Before college: the trick is to be smart enough to figure out the right way to create your program before you start coding. I was never smart enough, and realized my errors after 15 minutes of coding. :-(
After college: estimating time to create software is impossible to do with any accuracy, so there should be no schedules.
After a few years in industry: After consistently failing to get things right the first time, I decided it was impossible. Since I was working on the Visual C++ Debugger, I decided that the key to being a successful programmer is to be really good at debugging. You write whatever you can, then use the debugger to find the problems, then fix them.
After another few years: I switched from the Visual C++ Debugger to the Visual C# Editor. I decided that the debugger doesn't matter, the key to being a great developer is to be great at editing. I also read Fowler's Refactoring. Instead of trying to get it right the first time, or get it wrong the first time and live with it, I decided that to get it wrong the first time, and then improve the design with refactoring.
Further learnings: Simplicity and clarity of code are critical. Get those right, and you every other thing you could want (correctness, performance, ability to add new features) become accessible. Also, whenever you have a bug, don't just fix the bug, don't just fix similar bugs in other places, but change how you do things to guarantee that kind of mistake will never happen again.

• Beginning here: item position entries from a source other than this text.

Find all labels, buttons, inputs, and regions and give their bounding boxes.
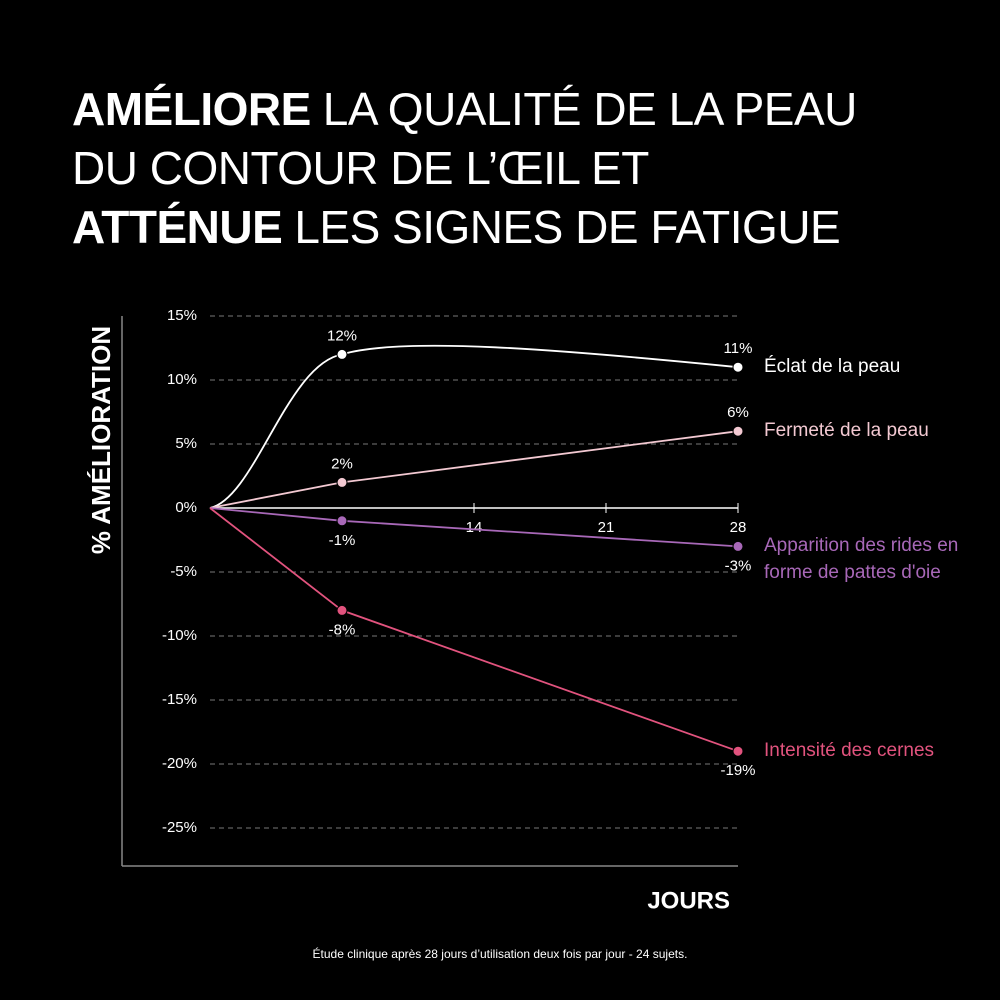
data-label: -1%: [329, 532, 356, 549]
data-point: [336, 604, 348, 616]
footnote: Étude clinique après 28 jours d’utilisat…: [313, 946, 688, 961]
title-segment: LA QUALITÉ DE LA PEAU: [322, 83, 858, 135]
data-label: -8%: [329, 621, 356, 638]
title: AMÉLIORE LA QUALITÉ DE LA PEAU DU CONTOUR …: [72, 80, 857, 257]
data-point: [336, 476, 348, 488]
y-tick-label: -10%: [162, 627, 197, 644]
y-tick-label: -5%: [170, 563, 197, 580]
data-point: [336, 348, 348, 360]
y-tick-label: -15%: [162, 691, 197, 708]
y-tick-label: 5%: [175, 435, 197, 452]
y-tick-label: -20%: [162, 755, 197, 772]
data-point: [732, 745, 744, 757]
data-point: [732, 540, 744, 552]
title-segment: DU CONTOUR DE L’ŒIL ET: [72, 142, 649, 194]
x-tick-label: 28: [730, 519, 747, 536]
legend-label: Intensité des cernes: [764, 740, 935, 762]
y-tick-label: -25%: [162, 819, 197, 836]
series-line: [209, 430, 739, 509]
legend-label: Éclat de la peau: [764, 356, 901, 378]
y-tick-label: 15%: [167, 307, 197, 324]
data-label: 12%: [327, 327, 357, 344]
data-label: 2%: [331, 455, 353, 472]
data-label: -3%: [725, 557, 752, 574]
title-segment: ATTÉNUE: [72, 201, 283, 253]
data-label: 6%: [727, 404, 749, 421]
y-axis-label: % AMÉLIORATION: [86, 326, 116, 554]
legend-label: Apparition des rides en forme de pattes …: [764, 535, 959, 584]
title-line: DU CONTOUR DE L’ŒIL ET: [72, 139, 857, 198]
data-label: 11%: [724, 340, 753, 357]
x-tick-label: 21: [598, 519, 615, 536]
title-segment: AMÉLIORE: [72, 83, 311, 135]
title-line: ATTÉNUE LES SIGNES DE FATIGUE: [72, 198, 857, 257]
data-point: [732, 425, 744, 437]
x-axis-label: JOURS: [647, 887, 730, 914]
title-line: AMÉLIORE LA QUALITÉ DE LA PEAU: [72, 80, 857, 139]
y-tick-label: 0%: [175, 499, 197, 516]
data-point: [732, 361, 744, 373]
y-tick-label: 10%: [167, 371, 197, 388]
legend-label: Fermeté de la peau: [764, 420, 929, 442]
series-line: [209, 344, 739, 509]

As a manager, I led a team according to the values of simplicity, refactoring, clarity, testability, getting feedback quickly, striving for good design, coding practices that eliminate entire classes of mistakes, etc. We were fantastically successful. As an individual developer I continued to follow what I had learned as a manager, and had the greatest productivity of my career (although my former team was much better at it than I was.) My point is that these principles have been tested in the real world.